Я промолчал. Обычно я во взрослых беседах не участвовал, разве что, если прижмут, скажу там “да” или “нет”, но тут меня заколотило. Мамино тело опознавал ее друг Марк, который работал врачом, и со мной про это никто особо не разговаривал.

– Помню, читал я как-то рассказ про солдата – при Шайло это, что ли, было? – он обращался ко мне, но видел не только меня. – Или при Геттисберге? Про солдата, который от ужаса так обезумел, что принялся хоронить на поле боя птиц и белок. Всякую такую мелочь, маленьких животных, тоже ведь сотнями убивало под перекрестным огнем. Множество крохотных могилок.

– При Шайло за два дня погибло двадцать четыре тысячи человек, – вырвалось у меня.

Он с тревогой вскинул на меня глаза.

– А при Геттисберге пятьдесят тысяч. Все из-за нового оружия. Из-за пуль Минье и магазинных винтовок. Поэтому такие огромные потери. Мы в Америке вели войну в окопах еще до Первой мировой. Многие об этом вообще не знают.

Было заметно, что он вообще не знает, как на это отвечать.

– Интересуешься Гражданской войной? – спросил он после тщательной паузы.

– Ну… да, – резко ответил я. – Типа того.

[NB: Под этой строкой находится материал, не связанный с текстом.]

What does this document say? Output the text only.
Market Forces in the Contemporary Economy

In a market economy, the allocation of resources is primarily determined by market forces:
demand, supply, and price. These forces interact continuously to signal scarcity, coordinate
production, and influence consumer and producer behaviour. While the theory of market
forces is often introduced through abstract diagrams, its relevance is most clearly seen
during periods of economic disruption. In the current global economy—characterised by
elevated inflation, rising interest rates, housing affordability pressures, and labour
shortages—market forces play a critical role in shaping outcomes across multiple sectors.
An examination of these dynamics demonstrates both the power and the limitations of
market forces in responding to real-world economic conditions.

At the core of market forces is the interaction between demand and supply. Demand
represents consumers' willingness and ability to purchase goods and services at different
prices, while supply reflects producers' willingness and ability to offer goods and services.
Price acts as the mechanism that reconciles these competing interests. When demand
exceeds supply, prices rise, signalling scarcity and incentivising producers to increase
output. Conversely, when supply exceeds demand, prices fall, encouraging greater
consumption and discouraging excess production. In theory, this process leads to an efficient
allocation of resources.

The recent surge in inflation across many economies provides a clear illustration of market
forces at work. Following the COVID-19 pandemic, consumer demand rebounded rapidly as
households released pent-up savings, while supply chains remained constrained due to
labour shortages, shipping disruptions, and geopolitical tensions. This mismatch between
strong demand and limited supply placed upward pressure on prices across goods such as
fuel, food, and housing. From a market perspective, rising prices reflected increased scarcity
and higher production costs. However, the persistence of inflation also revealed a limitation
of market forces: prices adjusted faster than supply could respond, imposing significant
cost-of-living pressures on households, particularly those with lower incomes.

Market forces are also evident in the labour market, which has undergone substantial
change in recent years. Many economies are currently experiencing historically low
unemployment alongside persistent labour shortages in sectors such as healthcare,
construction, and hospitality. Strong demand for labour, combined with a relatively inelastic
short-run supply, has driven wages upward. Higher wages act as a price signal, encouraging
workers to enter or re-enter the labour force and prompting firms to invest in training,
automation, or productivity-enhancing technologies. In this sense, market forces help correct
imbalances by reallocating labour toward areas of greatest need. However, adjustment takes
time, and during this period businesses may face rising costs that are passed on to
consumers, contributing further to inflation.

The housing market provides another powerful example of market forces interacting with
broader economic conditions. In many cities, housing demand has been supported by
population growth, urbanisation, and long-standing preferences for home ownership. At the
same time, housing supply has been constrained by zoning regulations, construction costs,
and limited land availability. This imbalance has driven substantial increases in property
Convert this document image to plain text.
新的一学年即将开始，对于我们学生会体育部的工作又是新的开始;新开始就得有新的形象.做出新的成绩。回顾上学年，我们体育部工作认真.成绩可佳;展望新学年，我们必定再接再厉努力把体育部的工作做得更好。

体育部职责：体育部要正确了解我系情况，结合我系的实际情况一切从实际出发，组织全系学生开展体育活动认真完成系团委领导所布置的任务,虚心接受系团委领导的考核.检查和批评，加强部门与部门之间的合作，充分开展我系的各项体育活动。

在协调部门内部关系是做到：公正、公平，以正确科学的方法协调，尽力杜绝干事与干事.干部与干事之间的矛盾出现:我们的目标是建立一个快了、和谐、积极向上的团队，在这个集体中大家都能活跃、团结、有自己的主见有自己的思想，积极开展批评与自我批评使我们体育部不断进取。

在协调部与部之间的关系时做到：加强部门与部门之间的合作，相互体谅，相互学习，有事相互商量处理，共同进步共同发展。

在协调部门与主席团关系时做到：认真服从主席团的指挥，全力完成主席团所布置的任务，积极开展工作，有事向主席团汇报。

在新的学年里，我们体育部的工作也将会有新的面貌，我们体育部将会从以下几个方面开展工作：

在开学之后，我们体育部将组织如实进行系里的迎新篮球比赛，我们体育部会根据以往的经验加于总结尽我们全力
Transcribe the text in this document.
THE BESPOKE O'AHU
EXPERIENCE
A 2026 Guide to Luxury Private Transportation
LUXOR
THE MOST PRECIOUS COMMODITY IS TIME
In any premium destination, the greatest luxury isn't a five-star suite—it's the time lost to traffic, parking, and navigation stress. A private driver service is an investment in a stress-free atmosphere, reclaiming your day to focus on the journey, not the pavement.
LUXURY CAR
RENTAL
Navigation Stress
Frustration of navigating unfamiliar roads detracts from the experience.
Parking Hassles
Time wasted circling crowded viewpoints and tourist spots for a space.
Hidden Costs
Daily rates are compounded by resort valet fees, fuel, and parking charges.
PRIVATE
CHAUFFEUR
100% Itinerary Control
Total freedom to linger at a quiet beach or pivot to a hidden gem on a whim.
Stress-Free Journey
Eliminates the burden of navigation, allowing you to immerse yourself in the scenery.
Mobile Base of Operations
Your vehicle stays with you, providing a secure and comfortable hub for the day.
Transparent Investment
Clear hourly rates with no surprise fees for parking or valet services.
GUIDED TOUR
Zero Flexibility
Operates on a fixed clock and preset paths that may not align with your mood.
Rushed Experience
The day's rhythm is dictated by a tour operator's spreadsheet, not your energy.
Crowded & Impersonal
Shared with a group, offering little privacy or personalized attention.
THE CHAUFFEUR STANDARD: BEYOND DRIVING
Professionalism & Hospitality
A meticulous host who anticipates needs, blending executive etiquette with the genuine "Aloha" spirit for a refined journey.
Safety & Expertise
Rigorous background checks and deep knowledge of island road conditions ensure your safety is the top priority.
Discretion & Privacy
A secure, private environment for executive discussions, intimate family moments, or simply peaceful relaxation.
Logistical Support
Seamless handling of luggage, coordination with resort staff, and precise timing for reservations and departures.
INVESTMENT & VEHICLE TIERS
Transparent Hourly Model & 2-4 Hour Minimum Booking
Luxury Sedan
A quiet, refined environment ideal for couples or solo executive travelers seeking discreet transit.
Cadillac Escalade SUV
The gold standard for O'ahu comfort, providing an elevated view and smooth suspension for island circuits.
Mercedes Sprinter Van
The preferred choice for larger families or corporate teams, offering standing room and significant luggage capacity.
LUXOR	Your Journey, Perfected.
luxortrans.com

Я много знал о легкой артиллерии Федеральной армии, потому что на эту тему писал реферат и так набил его терминами и фактами, что учитель велел мне его переписать, и про снимки убитых солдат, которые Мэтью Брэди сделал при Антиетаме, я знал тоже: видел их в интернете, фотографии мальчиков с глазами-пуговками и запекшейся у носа и рта кровью.

– Мы в школе на теме про Линкольна полтора месяца сидели.

– У Брэди была фотостудия тут неподалеку. Не видел?

– Нет, – во мне засела какая-то мысль – вот-вот вырвется, что-то важное и невыразимое, встрепенувшееся при воспоминании о пустых лицах тех солдат. Нет, исчезла, только образ остался: мертвые мальчишки раскинули руки и ноги, уставились в небо.

Опять наступило молчание – мучительное. Никто из нас, похоже, не знал, что говорить дальше. Наконец Хоби переложил ногу на ногу.

– То есть хочу сказать… извини. Прости, что спрашиваю, – сказал он, запинаясь.

Я заелозил в кресле. Я сюда ехал с таким огромным любопытством, что как-то и не подумал о том, что еще и придется отвечать на вопросы.

– Знаю, трудно об этом говорить, наверное… Просто. Я и не думал…

Мои ботинки. Интересно, как же это я раньше никогда толком не смотрел на свои ботинки. Оббитые носы. Разлохматившиеся шнурки. “Пойдем в субботу в «Блумингдейл» и купим тебе новые”. Так и не купили.

– Не хочу тебя мучить. Но… он был в сознании?

– Да. Типа того. Ну, то есть… – Я заметил, какое встревоженное, напряженное у него стало лицо, и какая-то глубинная часть меня рванулась было к нему со всеми этими подробностями, которых он не знал и которых ему и знать не надо было, с распластанными внутренностями, с безобразными образами, которые то и дело вспыхивали у меня в голове, даже когда я не спал.

Тусклые портреты, фарфоровые спаниели на каминной полке, тик-так, тик-так, качается золотой маятник.

– Я услышал, как он зовет, – я потер глаз. – Когда очнулся.

Будто сон пытаешься рассказать. Невозможно.

– И я к нему подошел, и посидел с ним, и… все было не так уж плохо. Ну, не так, то есть, как можно подумать, – прибавил я, потому что вранье вышло уж очень заметным.

– Он с тобой говорил?

Я с трудом сглотнул и кивнул. Темная мебель красного дерева, пальмы в кадках.

– Он был в сознании?

Я снова кивнул. Во рту дурной привкус. Такое нельзя было сформулировать, у этого всего не было смысла, не было истории – у пыли, у сирен, у того, как он держал меня за руку, у целой жизни, где были только мы вдвоем – с мешаниной фраз, названиями городов и именами, которых я раньше не слышал. С искрами от разорванных проводов.